My train was a direct service to Spondon, one of the few services to call at the station. On a Saturday, there are a few trains calling there before 9 o’clock in the morning, and then nothing at all until mid-afternoon. The train called at Derby, and then five minutes later, at about quarter past seven, it arrived in Spondon.
No-one else got off the train there apart from me. I had a look on Google Maps for possible places to go on an early Saturday morning in Spondon, and I found there was a path running near to the railway line which leads to the nearby village of Borrowash.
The path begins just yards from the station, so I joined it and started walking eastwards towards Borrowash. There was nobody around, although I did see a fire which someone had lit, so there may have been some people around. I didn’t stop to look, just in case they weren’t nice people. I also passed through a new housing estate being built, with a big fence and accompanying signs warning of the dangers of trespassing.

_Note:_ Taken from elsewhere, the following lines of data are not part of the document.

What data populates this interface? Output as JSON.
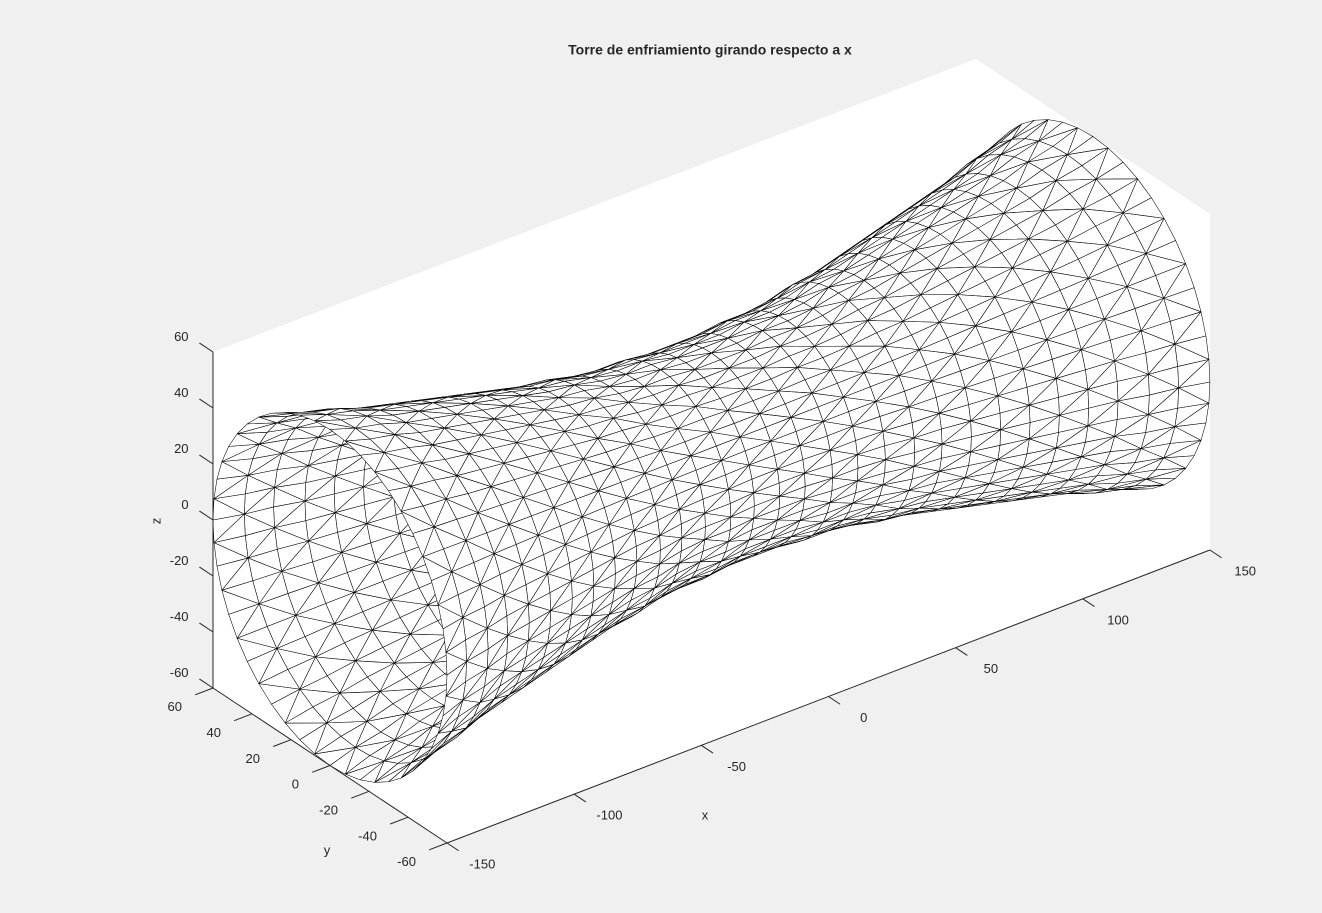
{
  "chart_data": {
    "type": "surface",
    "title": "Torre de enfriamiento girando respecto a x",
    "xlabel": "x",
    "ylabel": "y",
    "zlabel": "z",
    "x": [
      -150,
      -140,
      -130,
      -120,
      -110,
      -100,
      -90,
      -80,
      -70,
      -60,
      -50,
      -40,
      -30,
      -20,
      -10,
      0,
      10,
      20,
      30,
      40,
      50,
      60,
      70,
      80,
      90,
      100,
      110,
      120,
      130,
      140,
      150
    ],
    "values": [
      60,
      57,
      55,
      52,
      50,
      48,
      46,
      44,
      42,
      40,
      39,
      37,
      36,
      36,
      35,
      35,
      35,
      36,
      36,
      37,
      39,
      40,
      42,
      44,
      46,
      48,
      50,
      52,
      55,
      57,
      60
    ],
    "color": "#000000",
    "face_color": "#ffffff",
    "xlim": [
      -150,
      150
    ],
    "ylim": [
      -60,
      60
    ],
    "zlim": [
      -60,
      60
    ],
    "xticks": [
      -150,
      -100,
      -50,
      0,
      50,
      100,
      150
    ],
    "yticks": [
      -60,
      -40,
      -20,
      0,
      20,
      40,
      60
    ],
    "zticks": [
      -60,
      -40,
      -20,
      0,
      20,
      40,
      60
    ]
  }
}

As is the tradition on these trips, though, I ended up taking a wrong turning and found myself back on the main road towards Spondon, instead of heading to Borrowash. To be fair, it wasn’t clear where the path diverged. I walked back towards Spondon on a road which had a mixture of residential and industrial buildings. About twenty minutes later, I was back at Spondon station. It was deserted, and I had just under an hour to spare, so I took the opportunity to take a few pictures.



Spondon railway station was first opened in 1839 on the Derby – Nottingham line. It was enlarged in the early 20th century to serve the nearby former British Celanese manufacturing plant, which was opened in 1916 and mostly closed in the 1990s. It has two platforms and is unstaffed. The old station buildings are still in existence, but privately-owned. A local group called Friends of Spondon Station have adopted the station, and they have created a small garden on platform 2. Other facilities include a bike rack, a help point and waiting shelters on both platforms. A footbridge connects the platforms, and there is also a level crossing on the road which leads to the industrial area nearby.

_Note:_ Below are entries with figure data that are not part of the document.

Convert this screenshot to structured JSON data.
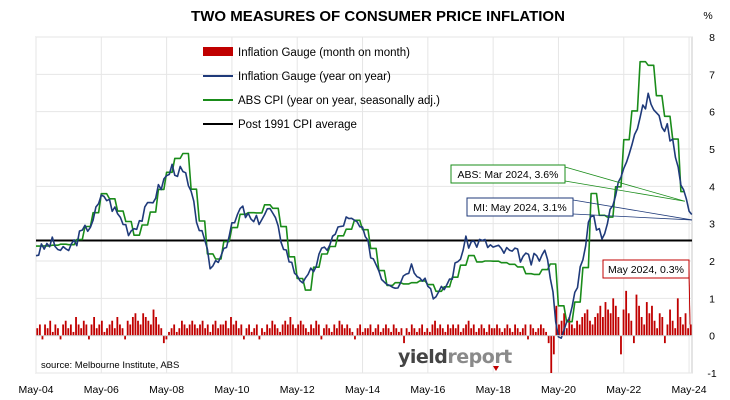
{
  "chart_data": {
    "type": "line",
    "title": "TWO MEASURES OF CONSUMER PRICE INFLATION",
    "y_unit": "%",
    "ylim": [
      -1,
      8
    ],
    "y_ticks": [
      "-1",
      "0",
      "1",
      "2",
      "3",
      "4",
      "5",
      "6",
      "7",
      "8"
    ],
    "x_tick_labels": [
      "May-04",
      "May-06",
      "May-08",
      "May-10",
      "May-12",
      "May-14",
      "May-16",
      "May-18",
      "May-20",
      "May-22",
      "May-24"
    ],
    "x_tick_years": [
      2004.33,
      2006.33,
      2008.33,
      2010.33,
      2012.33,
      2014.33,
      2016.33,
      2018.33,
      2020.33,
      2022.33,
      2024.33
    ],
    "xlim": [
      2004.33,
      2024.42
    ],
    "legend": [
      {
        "key": "mom",
        "label": "Inflation Gauge (month on month)",
        "color": "#c00000",
        "kind": "bar"
      },
      {
        "key": "yoy",
        "label": "Inflation Gauge (year on year)",
        "color": "#1f3a7a",
        "kind": "line"
      },
      {
        "key": "abs",
        "label": "ABS CPI (year on year, seasonally adj.)",
        "color": "#1a8c1a",
        "kind": "line"
      },
      {
        "key": "avg",
        "label": "Post 1991 CPI average",
        "color": "#000000",
        "kind": "line"
      }
    ],
    "average_value": 2.55,
    "series": {
      "yoy_anchors": [
        [
          2004.33,
          2.2
        ],
        [
          2004.8,
          2.5
        ],
        [
          2005.2,
          2.2
        ],
        [
          2005.6,
          2.6
        ],
        [
          2006.0,
          3.0
        ],
        [
          2006.4,
          3.8
        ],
        [
          2006.8,
          3.3
        ],
        [
          2007.2,
          2.8
        ],
        [
          2007.6,
          3.2
        ],
        [
          2008.0,
          3.8
        ],
        [
          2008.5,
          4.5
        ],
        [
          2008.9,
          4.3
        ],
        [
          2009.3,
          3.0
        ],
        [
          2009.7,
          1.8
        ],
        [
          2010.1,
          2.4
        ],
        [
          2010.6,
          3.4
        ],
        [
          2011.0,
          3.0
        ],
        [
          2011.5,
          3.4
        ],
        [
          2011.8,
          2.7
        ],
        [
          2012.2,
          1.8
        ],
        [
          2012.6,
          1.4
        ],
        [
          2013.0,
          2.1
        ],
        [
          2013.4,
          2.6
        ],
        [
          2013.8,
          3.1
        ],
        [
          2014.2,
          3.0
        ],
        [
          2014.6,
          2.2
        ],
        [
          2015.0,
          1.5
        ],
        [
          2015.4,
          1.4
        ],
        [
          2015.8,
          1.9
        ],
        [
          2016.2,
          1.6
        ],
        [
          2016.6,
          1.0
        ],
        [
          2017.0,
          1.5
        ],
        [
          2017.5,
          2.5
        ],
        [
          2018.0,
          2.5
        ],
        [
          2018.5,
          2.3
        ],
        [
          2019.0,
          2.2
        ],
        [
          2019.5,
          2.0
        ],
        [
          2020.0,
          2.2
        ],
        [
          2020.25,
          0.5
        ],
        [
          2020.4,
          -0.2
        ],
        [
          2020.7,
          0.6
        ],
        [
          2021.0,
          1.8
        ],
        [
          2021.3,
          3.2
        ],
        [
          2021.7,
          2.7
        ],
        [
          2022.0,
          3.5
        ],
        [
          2022.3,
          4.5
        ],
        [
          2022.6,
          5.3
        ],
        [
          2022.9,
          6.0
        ],
        [
          2023.1,
          6.4
        ],
        [
          2023.4,
          5.8
        ],
        [
          2023.7,
          5.5
        ],
        [
          2023.9,
          5.0
        ],
        [
          2024.1,
          4.1
        ],
        [
          2024.42,
          3.1
        ]
      ],
      "abs_anchors": [
        [
          2004.33,
          2.4
        ],
        [
          2004.9,
          2.5
        ],
        [
          2005.4,
          2.4
        ],
        [
          2005.9,
          3.0
        ],
        [
          2006.4,
          4.0
        ],
        [
          2006.9,
          3.2
        ],
        [
          2007.4,
          2.6
        ],
        [
          2007.9,
          3.5
        ],
        [
          2008.4,
          4.5
        ],
        [
          2008.8,
          5.0
        ],
        [
          2009.3,
          3.1
        ],
        [
          2009.7,
          1.8
        ],
        [
          2010.2,
          2.8
        ],
        [
          2010.6,
          3.2
        ],
        [
          2011.0,
          3.3
        ],
        [
          2011.4,
          3.6
        ],
        [
          2011.8,
          3.1
        ],
        [
          2012.2,
          1.7
        ],
        [
          2012.6,
          1.2
        ],
        [
          2013.0,
          2.2
        ],
        [
          2013.4,
          2.4
        ],
        [
          2013.8,
          2.9
        ],
        [
          2014.2,
          3.1
        ],
        [
          2014.6,
          2.3
        ],
        [
          2015.0,
          1.4
        ],
        [
          2015.4,
          1.4
        ],
        [
          2015.8,
          1.5
        ],
        [
          2016.2,
          1.4
        ],
        [
          2016.6,
          1.2
        ],
        [
          2017.0,
          1.5
        ],
        [
          2017.5,
          2.1
        ],
        [
          2018.0,
          2.0
        ],
        [
          2018.5,
          2.0
        ],
        [
          2019.0,
          1.8
        ],
        [
          2019.5,
          1.6
        ],
        [
          2020.0,
          1.8
        ],
        [
          2020.25,
          2.2
        ],
        [
          2020.4,
          -0.3
        ],
        [
          2020.7,
          0.7
        ],
        [
          2021.0,
          1.1
        ],
        [
          2021.3,
          3.8
        ],
        [
          2021.7,
          3.0
        ],
        [
          2022.0,
          3.5
        ],
        [
          2022.3,
          5.1
        ],
        [
          2022.6,
          6.1
        ],
        [
          2022.8,
          7.3
        ],
        [
          2022.95,
          7.8
        ],
        [
          2023.2,
          6.8
        ],
        [
          2023.5,
          6.0
        ],
        [
          2023.8,
          5.4
        ],
        [
          2024.0,
          4.1
        ],
        [
          2024.2,
          3.6
        ]
      ],
      "mom_values": [
        0.2,
        0.3,
        -0.1,
        0.3,
        0.2,
        0.4,
        0.1,
        0.3,
        0.2,
        -0.1,
        0.3,
        0.4,
        0.2,
        0.3,
        0.1,
        0.5,
        0.3,
        0.2,
        0.4,
        0.3,
        -0.1,
        0.3,
        0.5,
        0.2,
        0.3,
        0.4,
        0.1,
        0.2,
        0.3,
        0.4,
        0.2,
        0.5,
        0.3,
        0.2,
        -0.1,
        0.4,
        0.3,
        0.5,
        0.6,
        0.4,
        0.3,
        0.6,
        0.5,
        0.4,
        0.3,
        0.7,
        0.5,
        0.3,
        0.2,
        -0.2,
        -0.1,
        0.1,
        0.2,
        0.3,
        0.1,
        0.2,
        0.4,
        0.3,
        0.2,
        0.3,
        0.4,
        0.3,
        0.2,
        0.3,
        0.4,
        0.2,
        0.3,
        0.1,
        0.3,
        0.4,
        0.2,
        0.3,
        0.3,
        0.4,
        0.2,
        0.5,
        0.3,
        0.4,
        0.2,
        0.3,
        -0.1,
        0.2,
        0.3,
        0.1,
        0.2,
        0.3,
        -0.1,
        0.2,
        0.1,
        0.3,
        0.2,
        0.4,
        0.3,
        0.2,
        0.1,
        0.3,
        0.4,
        0.3,
        0.5,
        0.3,
        0.2,
        0.3,
        0.4,
        0.3,
        0.2,
        0.1,
        0.3,
        0.2,
        0.4,
        0.3,
        -0.1,
        0.2,
        0.3,
        0.2,
        0.1,
        0.3,
        0.2,
        0.4,
        0.3,
        0.2,
        0.3,
        0.2,
        0.1,
        -0.1,
        0.2,
        0.3,
        0.1,
        0.2,
        0.2,
        0.3,
        0.1,
        0.2,
        0.3,
        0.1,
        0.2,
        0.3,
        0.2,
        0.1,
        0.3,
        0.2,
        0.1,
        0.2,
        -0.2,
        0.2,
        0.1,
        0.3,
        0.2,
        0.1,
        0.2,
        0.3,
        0.1,
        0.2,
        0.1,
        0.3,
        0.4,
        0.2,
        0.3,
        0.2,
        0.1,
        0.3,
        0.2,
        0.3,
        0.2,
        0.3,
        0.1,
        0.2,
        0.3,
        0.4,
        0.2,
        0.3,
        0.1,
        0.2,
        0.3,
        0.2,
        0.1,
        0.3,
        0.2,
        0.2,
        0.3,
        0.2,
        0.1,
        0.2,
        0.3,
        0.2,
        0.1,
        0.3,
        0.2,
        0.1,
        0.2,
        0.3,
        -0.1,
        0.3,
        0.2,
        0.1,
        0.2,
        0.3,
        0.2,
        0.1,
        -0.2,
        -1.0,
        -0.5,
        0.8,
        0.3,
        0.4,
        0.6,
        0.2,
        0.5,
        0.3,
        0.2,
        0.4,
        0.3,
        0.5,
        0.6,
        0.7,
        0.4,
        0.3,
        0.5,
        0.6,
        0.8,
        0.5,
        0.9,
        0.7,
        0.6,
        1.0,
        0.8,
        0.5,
        -0.5,
        0.7,
        1.2,
        0.6,
        0.4,
        -0.2,
        1.1,
        0.8,
        0.5,
        0.3,
        0.9,
        0.6,
        0.8,
        0.4,
        0.2,
        0.6,
        0.5,
        -0.2,
        0.3,
        0.7,
        0.4,
        0.2,
        1.0,
        0.5,
        0.3,
        0.6,
        0.2,
        0.3
      ]
    },
    "callouts": [
      {
        "key": "abs",
        "text": "ABS: Mar 2024, 3.6%",
        "color": "#1a8c1a"
      },
      {
        "key": "yoy",
        "text": "MI: May 2024, 3.1%",
        "color": "#1f3a7a"
      },
      {
        "key": "mom",
        "text": "May 2024, 0.3%",
        "color": "#c00000"
      }
    ],
    "source": "source: Melbourne Institute, ABS",
    "watermark": {
      "part1": "yield",
      "part2": "report"
    }
  }
}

I waited in the shelter on the platform for about 45 minutes. My train home was due at 8:57, but there was an earlier East Midlands Railway train to Derby at 8:44, so I caught that one. If my train at 8:57 had been cancelled or broke down, I would have been stuck in Spondon until the next train in the early afternoon, so I caught the earlier one and changed at Derby, just as a precaution. I used e-tickets on the EMR phone app again, like I did when I went to Cromford last week, and there were no problems with it, although I did also print them off just in case there were.
Unfortunately, there wasn’t time to explore more of Spondon, but I may have a trip over there again one day. It seems like a nice place to visit. That was station 25 of 76 in the East Midlands Ranger Area, so I’m a third of the way through.
Thanks very much for reading, and I will hopefully be back soon with more travel tales.